Raymond describes the TC-AIMS project as a "third-generation heavy lift portal," but while he's quick to anoint the project with fanciful jargon, he's highly critical of how widely and inappropriately the term "portal" has been used. "It's another fad word," he says. "[Portals have] been around . . . as long as you've had libraries." Raymond says three distinct domains of portals help to shed light on what tasks these technologies are meant to accomplish. ‰ Business intelligence portals are decision support systems like data warehouses and data mining in which huge amounts of information are used to make long-range forecasts or crunch heavy numbers. These, says Raymond, are like the dashboard of a car, providing real time information on a variety of systems.

‰ Knowledge portals are the collaborative content managers that allow huge amounts of unstructured data-documents, e-mail messages, electronic libraries-to be brought together and published. This, he says, is like a car radio, organizing data and disseminating it as information.

‰ Enterprise portals are where those two realms intersect, allowing huge amounts of raw data and content to be handled simultaneously and shipped out to users anywhere in real time. The portal is the string that ties all the existing databases together. TC-AIMS uses Sybase technology for that component-straight out of a box, says Raymond. But the front-end-the side the user sees-is the World Wide Web. Operating on a browser makes the system portable since it can be used on any computer.

Different by Definition

Portals do things that other Web sites don't. Beyond providing links, sites like AKO and TC-AIMS perform functions unique to the needs of their users. Chris Hoenig, CEO of Exolve.com and an expert in the field of public sector technology, says portals started out with the idea of creating an "integrated place to get information" and bringing that together with a large consumer market. Now the sizes of the markets have shrunk and a portal has become a layer of Web infrastructure that allows highly integrated information access in one place.

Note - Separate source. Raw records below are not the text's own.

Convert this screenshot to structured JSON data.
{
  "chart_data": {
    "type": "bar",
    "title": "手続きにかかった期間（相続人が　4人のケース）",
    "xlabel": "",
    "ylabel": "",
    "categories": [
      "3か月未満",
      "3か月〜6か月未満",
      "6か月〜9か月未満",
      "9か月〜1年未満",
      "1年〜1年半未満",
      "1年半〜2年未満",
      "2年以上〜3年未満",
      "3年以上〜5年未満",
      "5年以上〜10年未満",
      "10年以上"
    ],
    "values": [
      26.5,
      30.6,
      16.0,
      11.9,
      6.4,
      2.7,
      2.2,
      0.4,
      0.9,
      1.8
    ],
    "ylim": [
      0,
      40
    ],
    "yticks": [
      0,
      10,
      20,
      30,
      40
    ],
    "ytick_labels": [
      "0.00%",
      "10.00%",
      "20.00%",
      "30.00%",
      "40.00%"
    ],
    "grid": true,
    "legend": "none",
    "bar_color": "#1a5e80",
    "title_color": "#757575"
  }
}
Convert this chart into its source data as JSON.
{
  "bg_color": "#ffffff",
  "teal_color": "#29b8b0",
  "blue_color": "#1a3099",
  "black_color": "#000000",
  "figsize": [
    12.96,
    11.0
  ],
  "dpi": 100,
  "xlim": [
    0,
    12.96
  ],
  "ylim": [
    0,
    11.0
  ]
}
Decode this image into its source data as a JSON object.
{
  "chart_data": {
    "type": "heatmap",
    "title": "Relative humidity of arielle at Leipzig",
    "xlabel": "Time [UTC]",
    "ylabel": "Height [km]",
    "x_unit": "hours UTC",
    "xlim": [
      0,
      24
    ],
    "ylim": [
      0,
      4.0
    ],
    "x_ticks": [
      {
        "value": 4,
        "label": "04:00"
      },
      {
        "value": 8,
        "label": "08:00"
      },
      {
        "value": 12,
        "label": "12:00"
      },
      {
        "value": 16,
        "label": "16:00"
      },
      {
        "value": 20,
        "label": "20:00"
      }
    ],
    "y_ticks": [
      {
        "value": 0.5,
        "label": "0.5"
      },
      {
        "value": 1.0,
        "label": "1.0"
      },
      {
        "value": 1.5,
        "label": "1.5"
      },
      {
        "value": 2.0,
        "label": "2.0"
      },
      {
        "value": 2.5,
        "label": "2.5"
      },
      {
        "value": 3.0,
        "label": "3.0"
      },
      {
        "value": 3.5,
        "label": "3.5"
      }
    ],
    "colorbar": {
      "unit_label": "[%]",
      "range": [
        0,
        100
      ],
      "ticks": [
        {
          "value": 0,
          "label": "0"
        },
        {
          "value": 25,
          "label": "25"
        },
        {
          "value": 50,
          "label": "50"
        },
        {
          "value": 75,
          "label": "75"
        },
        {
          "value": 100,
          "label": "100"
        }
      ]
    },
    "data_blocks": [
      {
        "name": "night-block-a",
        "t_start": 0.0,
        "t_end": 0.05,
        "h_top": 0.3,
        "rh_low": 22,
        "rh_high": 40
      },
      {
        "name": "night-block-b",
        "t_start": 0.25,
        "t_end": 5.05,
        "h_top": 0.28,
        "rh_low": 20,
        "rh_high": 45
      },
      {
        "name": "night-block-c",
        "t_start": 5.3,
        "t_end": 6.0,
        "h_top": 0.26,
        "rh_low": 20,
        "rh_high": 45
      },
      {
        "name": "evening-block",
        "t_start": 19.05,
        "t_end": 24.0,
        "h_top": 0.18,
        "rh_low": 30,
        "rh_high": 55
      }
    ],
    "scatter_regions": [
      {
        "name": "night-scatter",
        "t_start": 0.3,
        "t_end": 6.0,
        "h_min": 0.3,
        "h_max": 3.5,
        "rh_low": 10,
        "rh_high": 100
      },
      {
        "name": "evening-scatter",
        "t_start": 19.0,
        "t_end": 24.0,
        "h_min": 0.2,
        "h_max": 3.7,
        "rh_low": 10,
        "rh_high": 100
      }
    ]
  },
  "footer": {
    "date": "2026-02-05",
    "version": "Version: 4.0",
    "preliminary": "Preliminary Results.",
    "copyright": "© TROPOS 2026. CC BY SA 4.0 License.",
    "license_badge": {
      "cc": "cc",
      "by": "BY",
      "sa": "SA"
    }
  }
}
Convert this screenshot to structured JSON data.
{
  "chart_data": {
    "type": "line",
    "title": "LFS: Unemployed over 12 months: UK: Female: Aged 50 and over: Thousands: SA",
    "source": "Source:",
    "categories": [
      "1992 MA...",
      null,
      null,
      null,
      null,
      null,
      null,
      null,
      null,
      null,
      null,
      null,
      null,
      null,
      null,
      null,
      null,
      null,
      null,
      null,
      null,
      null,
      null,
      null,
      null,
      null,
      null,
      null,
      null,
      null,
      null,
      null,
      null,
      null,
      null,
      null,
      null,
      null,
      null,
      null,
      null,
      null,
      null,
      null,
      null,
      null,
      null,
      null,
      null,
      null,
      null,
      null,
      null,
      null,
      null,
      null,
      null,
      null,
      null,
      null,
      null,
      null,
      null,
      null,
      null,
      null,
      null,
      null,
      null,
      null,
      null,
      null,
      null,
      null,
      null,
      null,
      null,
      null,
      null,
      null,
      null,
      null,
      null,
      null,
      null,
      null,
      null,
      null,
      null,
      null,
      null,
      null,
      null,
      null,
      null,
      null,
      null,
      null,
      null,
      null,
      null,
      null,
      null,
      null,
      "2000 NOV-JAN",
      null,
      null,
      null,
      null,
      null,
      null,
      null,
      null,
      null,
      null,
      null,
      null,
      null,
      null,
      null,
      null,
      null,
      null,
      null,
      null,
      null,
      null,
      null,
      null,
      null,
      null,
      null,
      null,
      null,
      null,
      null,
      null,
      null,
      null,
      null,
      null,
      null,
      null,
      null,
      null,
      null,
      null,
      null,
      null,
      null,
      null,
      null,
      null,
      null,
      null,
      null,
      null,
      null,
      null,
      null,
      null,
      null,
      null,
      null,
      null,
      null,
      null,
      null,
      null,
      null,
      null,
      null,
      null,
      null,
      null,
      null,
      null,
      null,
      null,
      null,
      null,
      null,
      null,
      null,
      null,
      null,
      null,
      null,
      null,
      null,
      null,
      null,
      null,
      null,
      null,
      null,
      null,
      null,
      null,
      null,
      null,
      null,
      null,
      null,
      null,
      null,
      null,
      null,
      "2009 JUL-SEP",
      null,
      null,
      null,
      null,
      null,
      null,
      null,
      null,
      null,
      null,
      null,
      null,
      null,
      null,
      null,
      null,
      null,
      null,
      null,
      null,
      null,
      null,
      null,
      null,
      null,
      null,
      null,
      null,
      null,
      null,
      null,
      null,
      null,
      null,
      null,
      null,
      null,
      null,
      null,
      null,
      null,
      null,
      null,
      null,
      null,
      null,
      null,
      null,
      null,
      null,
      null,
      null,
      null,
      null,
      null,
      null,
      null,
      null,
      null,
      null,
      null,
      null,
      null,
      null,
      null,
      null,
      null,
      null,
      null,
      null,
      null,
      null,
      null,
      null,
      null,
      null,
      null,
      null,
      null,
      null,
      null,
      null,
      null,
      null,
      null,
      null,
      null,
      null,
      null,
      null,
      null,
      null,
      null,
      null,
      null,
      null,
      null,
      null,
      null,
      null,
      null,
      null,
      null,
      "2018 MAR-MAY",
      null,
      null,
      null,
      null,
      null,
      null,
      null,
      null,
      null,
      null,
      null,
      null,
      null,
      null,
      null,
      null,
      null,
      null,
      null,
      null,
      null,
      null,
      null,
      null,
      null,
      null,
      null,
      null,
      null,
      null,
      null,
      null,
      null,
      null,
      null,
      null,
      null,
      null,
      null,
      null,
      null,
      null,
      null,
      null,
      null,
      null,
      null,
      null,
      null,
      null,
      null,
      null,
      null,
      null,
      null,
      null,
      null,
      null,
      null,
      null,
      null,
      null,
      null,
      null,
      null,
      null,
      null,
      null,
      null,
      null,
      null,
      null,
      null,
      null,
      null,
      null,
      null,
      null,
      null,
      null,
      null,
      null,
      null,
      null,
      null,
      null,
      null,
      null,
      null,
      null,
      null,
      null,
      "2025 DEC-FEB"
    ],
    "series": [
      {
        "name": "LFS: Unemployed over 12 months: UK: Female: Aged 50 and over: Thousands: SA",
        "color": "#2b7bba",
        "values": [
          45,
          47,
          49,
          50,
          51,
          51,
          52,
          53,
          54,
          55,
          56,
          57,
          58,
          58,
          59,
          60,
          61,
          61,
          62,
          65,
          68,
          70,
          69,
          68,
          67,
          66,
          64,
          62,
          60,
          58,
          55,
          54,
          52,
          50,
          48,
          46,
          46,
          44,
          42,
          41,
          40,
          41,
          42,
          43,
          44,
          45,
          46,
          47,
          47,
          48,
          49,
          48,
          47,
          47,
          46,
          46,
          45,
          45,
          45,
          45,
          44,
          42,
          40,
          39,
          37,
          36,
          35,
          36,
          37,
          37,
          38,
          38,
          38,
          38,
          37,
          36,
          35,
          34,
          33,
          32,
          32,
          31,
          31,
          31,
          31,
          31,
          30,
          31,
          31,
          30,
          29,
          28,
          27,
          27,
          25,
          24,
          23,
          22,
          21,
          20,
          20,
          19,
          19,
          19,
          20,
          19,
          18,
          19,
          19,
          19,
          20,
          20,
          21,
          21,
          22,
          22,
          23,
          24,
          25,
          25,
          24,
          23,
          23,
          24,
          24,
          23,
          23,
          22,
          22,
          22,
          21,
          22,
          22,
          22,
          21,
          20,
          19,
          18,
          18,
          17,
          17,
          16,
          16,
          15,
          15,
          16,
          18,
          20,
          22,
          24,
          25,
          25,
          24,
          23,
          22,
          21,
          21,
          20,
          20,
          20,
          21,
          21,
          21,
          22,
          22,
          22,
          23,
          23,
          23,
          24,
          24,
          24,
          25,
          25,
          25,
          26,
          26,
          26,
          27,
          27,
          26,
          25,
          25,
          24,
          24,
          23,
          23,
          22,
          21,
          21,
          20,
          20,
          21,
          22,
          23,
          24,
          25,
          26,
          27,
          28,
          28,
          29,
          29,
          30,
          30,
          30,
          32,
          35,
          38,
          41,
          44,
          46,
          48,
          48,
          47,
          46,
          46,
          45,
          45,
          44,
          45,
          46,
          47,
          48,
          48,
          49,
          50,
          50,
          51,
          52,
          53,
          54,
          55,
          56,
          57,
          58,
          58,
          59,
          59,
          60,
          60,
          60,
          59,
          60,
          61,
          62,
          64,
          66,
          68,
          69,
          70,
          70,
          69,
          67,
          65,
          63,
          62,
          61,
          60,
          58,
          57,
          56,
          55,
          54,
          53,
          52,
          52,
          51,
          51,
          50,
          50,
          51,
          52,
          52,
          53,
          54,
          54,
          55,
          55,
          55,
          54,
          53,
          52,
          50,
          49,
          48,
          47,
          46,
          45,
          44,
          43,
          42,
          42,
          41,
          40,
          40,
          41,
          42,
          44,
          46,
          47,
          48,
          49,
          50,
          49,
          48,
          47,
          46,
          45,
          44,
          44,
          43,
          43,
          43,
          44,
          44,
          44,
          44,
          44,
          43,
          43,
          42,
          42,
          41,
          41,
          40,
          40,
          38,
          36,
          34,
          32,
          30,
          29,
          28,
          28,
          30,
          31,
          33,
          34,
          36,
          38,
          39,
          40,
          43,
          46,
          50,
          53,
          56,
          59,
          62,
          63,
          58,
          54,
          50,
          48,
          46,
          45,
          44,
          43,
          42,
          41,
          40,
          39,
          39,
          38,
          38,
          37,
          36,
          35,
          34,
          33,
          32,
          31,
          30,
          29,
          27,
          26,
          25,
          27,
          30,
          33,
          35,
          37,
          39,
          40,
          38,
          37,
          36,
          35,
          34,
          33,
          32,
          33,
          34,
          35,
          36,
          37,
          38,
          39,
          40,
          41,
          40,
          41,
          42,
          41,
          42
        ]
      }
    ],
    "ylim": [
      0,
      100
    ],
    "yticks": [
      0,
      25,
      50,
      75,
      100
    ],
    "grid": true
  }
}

What's key to identifying a portal, Hoenig says, is that it uses the Web to deliver highly sophisticated information access and specialized features to a target audience. Generally, he adds, the more sophisticated the integration of a site and the more functional it is, the more it's a portal. The more crude the integration, the more it's like an intranet.

So does a portal bring power to the people? Is that the best way to distinguish it from a Web site, or at least a really super Web site from a really boring one? Whatever the answer, federal agencies have determined that target audiences are key to the success of their portal building ventures. Lt. Cmdr. Tom Negus, head of surface warfare plans and policy for the Navy's Director of Surface Warfare, heads SWONET (www.swonet.com), a site catering to the Navy's approximately 8,600 surface warfare officers. Negus calls SWONET an "online community," not a portal. Much like Army Knowledge Online, SWONET offers users e-mail capability and the chance to search for and share professional information.

Audience plays a critical factor here because the site's users are frequently out at sea. The site strives to be their connection to home, providing e-mail and page personalization capabilities as well as contact with fellow officers, both on a professional and personal level. The sense of identity that comes from being a surface warfare officer had to be built into the site, says Negus. It's "just like sitting in the ward room, talking with other folks on the ships, except the ward room encompasses the entire surface warfare community."

Federal agencies will have to move toward portals as technology infrastructure models, says Hoenig, as the Web becomes the way to deliver information to the desktop. The question, he says, is how much value does it add? Return on investment is the chief concern as the Web evolves into a tool "that aids decisions and solves problems," Hoenig says. And if, as Hoenig believes, portals become the chief means of communication between agencies and their constituents (contractors, employees and citizens), the real test of this technology is yet to come.